L’Oréal sought to build a campaign over the summer to showcase two sunscreen products — one sunscreen for women and another for children. To create relevant ads for each segment, the company used audience-targeting lists to reach women both with and without children. By swapping out the images and copy, L’Oréal targeted the right consumers in real-time with creative that was personalized to drive engagement and conversion.
3. Embrace the Similar.
For most marketers, customizing multiple versions of one campaign, serving up real-time ads with strong creative, and making adjustments based on consumer reactions is challenging. For programmatic success, marketers and creatives must create simple, powerful pieces of content with modular elements that can be adapted to create the ads they want. Templated creative reduces development time, as you only need to produce the key assets that power creatives.
The ability to quickly make changes can be a factor in deciding how to produce an endless number of iterations of your ad. With dynamic creative, you have one ad layout with variable attributes that can be generated in real time. Barnes was able to apply software tools to her designs — swapping out colors and weaves — to create designs that grabbed attention in her target markets. Likewise, being able to grab images from your data assets and update ad components — price and copy, for example — through a data feed makes it easy to change ads without going through the creative process again.
Once you’re able to mass-produce ads, quickly test and optimize creative components to improve campaign performance.
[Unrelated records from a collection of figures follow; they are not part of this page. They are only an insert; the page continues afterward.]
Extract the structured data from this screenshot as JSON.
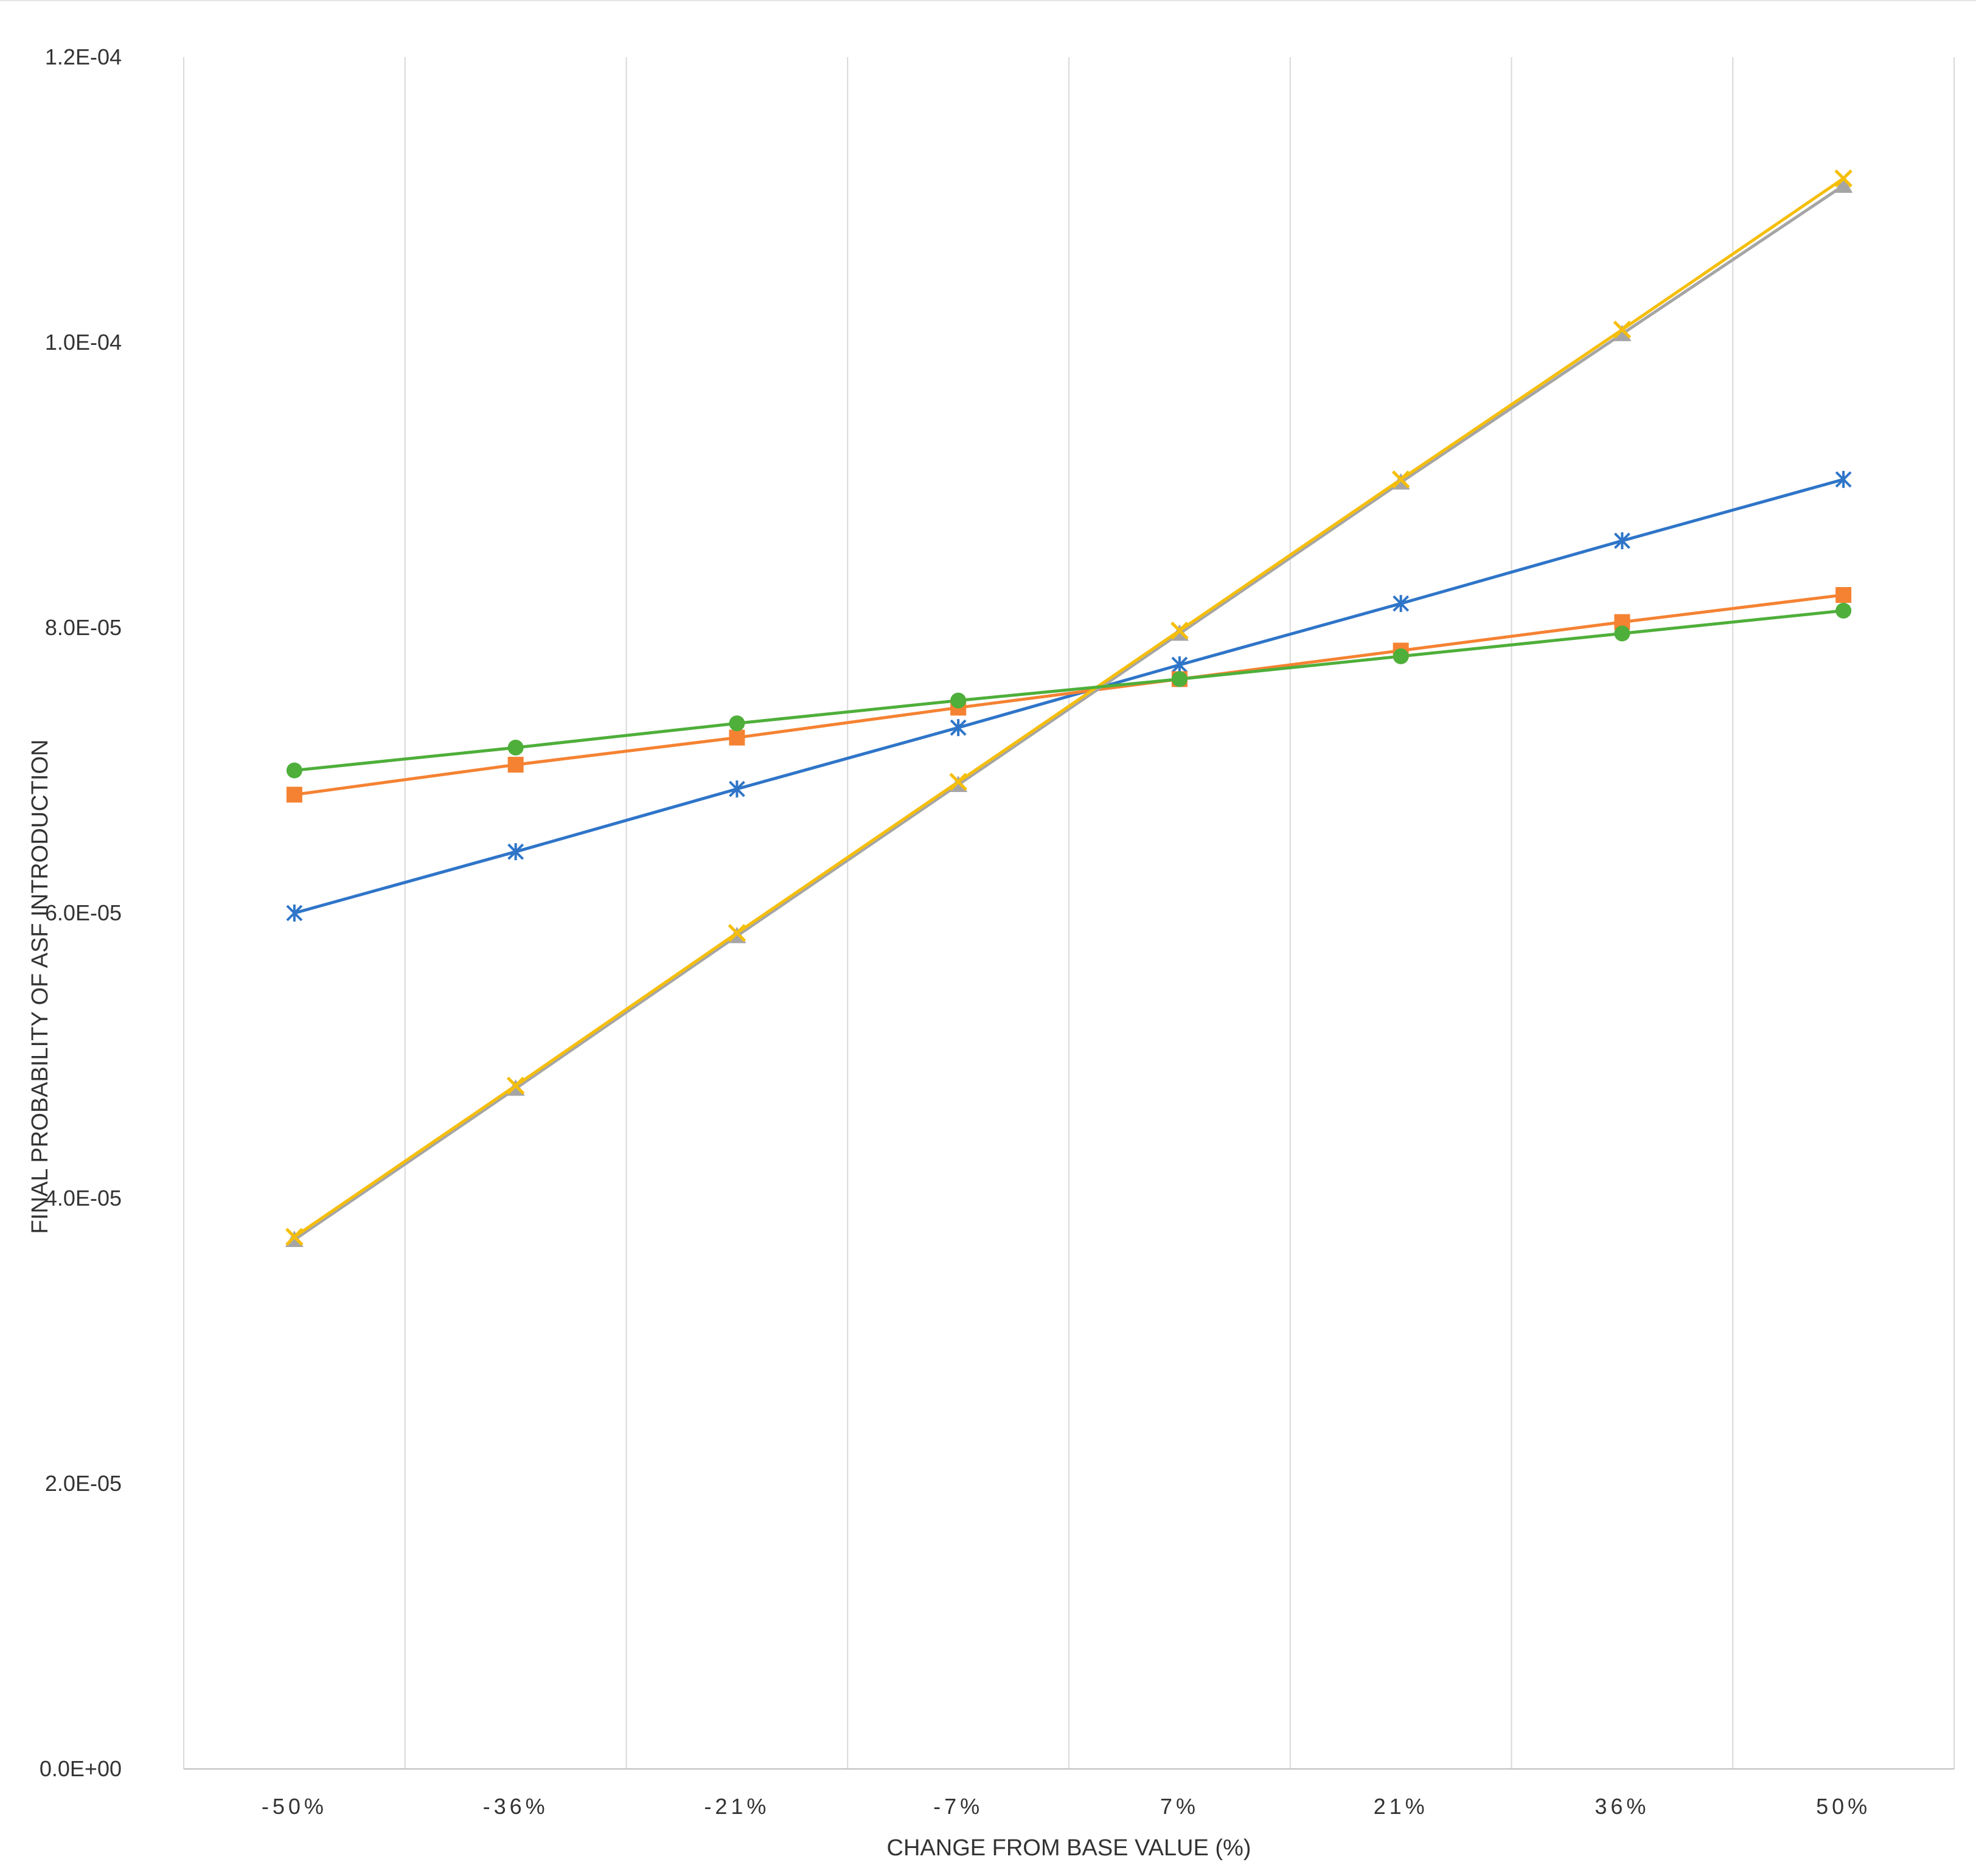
{
  "chart_data": {
    "type": "line",
    "title": "",
    "xlabel": "CHANGE FROM BASE VALUE (%)",
    "ylabel": "FINAL PROBABILITY OF ASF INTRODUCTION",
    "categories": [
      "-50%",
      "-36%",
      "-21%",
      "-7%",
      "7%",
      "21%",
      "36%",
      "50%"
    ],
    "ylim": [
      0,
      0.00012
    ],
    "yticks": [
      {
        "value": 0,
        "label": "0.0E+00"
      },
      {
        "value": 2e-05,
        "label": "2.0E-05"
      },
      {
        "value": 4e-05,
        "label": "4.0E-05"
      },
      {
        "value": 6e-05,
        "label": "6.0E-05"
      },
      {
        "value": 8e-05,
        "label": "8.0E-05"
      },
      {
        "value": 0.0001,
        "label": "1.0E-04"
      },
      {
        "value": 0.00012,
        "label": "1.2E-04"
      }
    ],
    "grid": "vertical",
    "legend": "none",
    "series": [
      {
        "color": "#2E75C8",
        "marker": "asterisk",
        "values": [
          6e-05,
          6.43e-05,
          6.87e-05,
          7.3e-05,
          7.74e-05,
          8.17e-05,
          8.61e-05,
          9.04e-05
        ]
      },
      {
        "color": "#F58232",
        "marker": "square",
        "values": [
          6.83e-05,
          7.04e-05,
          7.23e-05,
          7.44e-05,
          7.64e-05,
          7.84e-05,
          8.04e-05,
          8.23e-05
        ]
      },
      {
        "color": "#A5A5A5",
        "marker": "triangle",
        "values": [
          3.71e-05,
          4.77e-05,
          5.84e-05,
          6.9e-05,
          7.96e-05,
          9.02e-05,
          0.0001006,
          0.000111
        ]
      },
      {
        "color": "#F5BE0A",
        "marker": "x",
        "values": [
          3.73e-05,
          4.79e-05,
          5.86e-05,
          6.92e-05,
          7.98e-05,
          9.04e-05,
          0.0001009,
          0.0001115
        ]
      },
      {
        "color": "#4EAF3A",
        "marker": "circle",
        "values": [
          7e-05,
          7.16e-05,
          7.33e-05,
          7.49e-05,
          7.64e-05,
          7.8e-05,
          7.96e-05,
          8.12e-05
        ]
      }
    ]
  }
}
Identify the best ads to serve to customers and adjust those ads to improve performance. Use your data to create options and technology to select the best. By using a dynamic creative template, content-feed options, and digital assets, you can create relevant, personalized, and timely ads that are deliverable to large audiences — complete with a 1:1 personalized feel. Dynamic creative allows you to reach granular audiences with flexible ad creative that’s personalized in real time to drive user engagement, conversions, and integrated experiences across devices.
In Sum — Bring on the Brilliance!
Barnes proved that embracing the similar can take creative to new heights, allowing custom art to be created for the masses. Likewise, the goal of programmatic advertising should be to maintain a high volume of creative and personalized experiences while using technology to automate the execution. By matching insightful data with imaginative design and copy, you can pull new audiences into your brand story. For those who think automation is diminishing creative, the opposite could not be more true. Designing an experience that’s not only warm and human, but also dynamic and highly personalized isn’t diminishing at all, but rather, sets a new creative bar.
Programmatic makes it easy to select a highly targeted audience and then use dynamic creative to deliver an impression designed specifically for them. But, personalized, real-time advertising at scale also requires real-time creative at scale, and this realization is having a profound effect on how creative teams develop assets. In this new era of programmatic, marketers and creatives face challenges that can be met by getting buy-in from the right stakeholders, fostering communication and collaboration among creatives and digitals, and pursuing new ways to approach creative and production challenges.